How to get the gene length from a list of Ensembl IDs using biomaRt for instance (or any R-based method without having to download a separate annotation file first)?
Since gene_length
attribute does not exist in biomaRt, is there a better alternative than using start_position
and end_position
attributes, then substracting the 2 values like as follows:
library(biomaRt)
ensembl_list <- c("ENSG00000000003","ENSG00000000419","ENSG00000000457","ENSG00000000460")
human <- useMart("ensembl", dataset="hsapiens_gene_ensembl")
start_pos = getLDS(attributes = "ensembl_gene_id", filters = "ensembl_gene_idl", values = ensembl_list , mart = human, attributesL = "start_position", martL = human, uniqueRows=T)
end_pos = getLDS(attributes = "ensembl_gene_id", filters = "ensembl_gene_idl", values = ensembl_list , mart = human, attributesL = "end_position", martL = human, uniqueRows=T)
gene_L <- merge(start_pos, end_pos, by.x="Gene.stable.ID", by.y="Gene.stable.ID")

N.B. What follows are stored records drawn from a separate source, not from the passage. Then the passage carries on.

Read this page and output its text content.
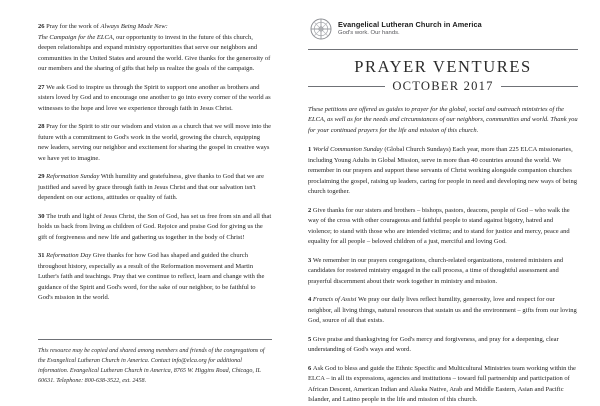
26 Pray for the work of Always Being Made New:
The Campaign for the ELCA, our opportunity to invest in the future of this church, deepen relationships and expand ministry opportunities that serve our neighbors and communities in the United States and around the world. Give thanks for the generosity of our members and the sharing of gifts that help us realize the goals of the campaign.

27 We ask God to inspire us through the Spirit to support one another as brothers and sisters loved by God and to encourage one another to go into every corner of the world as witnesses to the hope and love we experience through faith in Jesus Christ.

28 Pray for the Spirit to stir our wisdom and vision as a church that we will move into the future with a commitment to God's work in the world, growing the church, equipping new leaders, serving our neighbor and excitement for sharing the gospel in creative ways we have yet to imagine.

29 Reformation Sunday With humility and gratefulness, give thanks to God that we are justified and saved by grace through faith in Jesus Christ and that our salvation isn't dependent on our actions, attitudes or quality of faith.

30 The truth and light of Jesus Christ, the Son of God, has set us free from sin and all that holds us back from living as children of God. Rejoice and praise God for giving us the gift of forgiveness and new life and gathering us together in the body of Christ!

31 Reformation Day Give thanks for how God has shaped and guided the church throughout history, especially as a result of the Reformation movement and Martin Luther's faith and teachings. Pray that we continue to reflect, learn and change with the guidance of the Spirit and God's word, for the sake of our neighbor, to be faithful to God's mission in the world.

This resource may be copied and shared among members and friends of the congregations of the Evangelical Lutheran Church in America. Contact info@elca.org for additional information. Evangelical Lutheran Church in America, 8765 W. Higgins Road, Chicago, IL 60631. Telephone: 800-638-3522, ext. 2458.
Evangelical Lutheran Church in America
God's work. Our hands.
PRAYER VENTURES
OCTOBER 2017
These petitions are offered as guides to prayer for the global, social and outreach ministries of the ELCA, as well as for the needs and circumstances of our neighbors, communities and world. Thank you for your continued prayers for the life and mission of this church.

1 World Communion Sunday (Global Church Sundays) Each year, more than 225 ELCA missionaries, including Young Adults in Global Mission, serve in more than 40 countries around the world. We remember in our prayers and support these servants of Christ working alongside companion churches proclaiming the gospel, raising up leaders, caring for people in need and developing new ways of being church together.

2 Give thanks for our sisters and brothers – bishops, pastors, deacons, people of God – who walk the way of the cross with other courageous and faithful people to stand against bigotry, hatred and violence; to stand with those who are intended victims; and to stand for justice and mercy, peace and equality for all people – beloved children of a just, merciful and loving God.

3 We remember in our prayers congregations, church-related organizations, rostered ministers and candidates for rostered ministry engaged in the call process, a time of thoughtful assessment and prayerful discernment about their work together in ministry and mission.

4 Francis of Assisi We pray our daily lives reflect humility, generosity, love and respect for our neighbor, all living things, natural resources that sustain us and the environment – gifts from our loving God, source of all that exists.

5 Give praise and thanksgiving for God's mercy and forgiveness, and pray for a deepening, clear understanding of God's ways and word.

6 Ask God to bless and guide the Ethnic Specific and Multicultural Ministries team working within the ELCA – in all its expressions, agencies and institutions – toward full partnership and participation of African Descent, American Indian and Alaska Native, Arab and Middle Eastern, Asian and Pacific Islander, and Latino people in the life and mission of this church.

gene_L$Length <- gene_L$Gene.end..bp. - gene_L$Gene.start..bp.
end_position - start_position
is potentially wrong due to splicing. Introns should probably not get counted, although you did not explain your application.You are right. I have a numeric gene expression matrix (in CPM) that I want to convert into FPKM. That's why I was looking for a way to get gene length. So do you think taking introns into account would matter here?
Absolutely.
The EDASeq
getGeneLengthAndGCContent
indeed takes exons (see line 109 of the code here). Because the CPM matrix was generated with HTSeq-count, I think I should use EDASeq and skip the intron, no? Just to fit with the same method.My understanding of gene is represented by this pic: https://upload.wikimedia.org/wikipedia/commons/5/54/Gene_structure_eukaryote_2_annotated.svg. esp DNA part. I guess OP requirement is total length of exons (all possible exons). This is different from gene length (IMO). Gene length from NCBI/Ensembl atleast cover all known transcripts (for gene). Gene length calculated by EDAseq doesn't make sense to me esp calling it gene length. So please take whatever is suitable for analysis. Code is provided for either case.
EDASeq is an overkill for this task, (if someone is interested only in gene lengths), here are a few alternatives.
https://bioinformatics.stackexchange.com/questions/4942/finding-gene-length-using-ensembl-id
Especially, the answer regarding the GenomicFeatures library.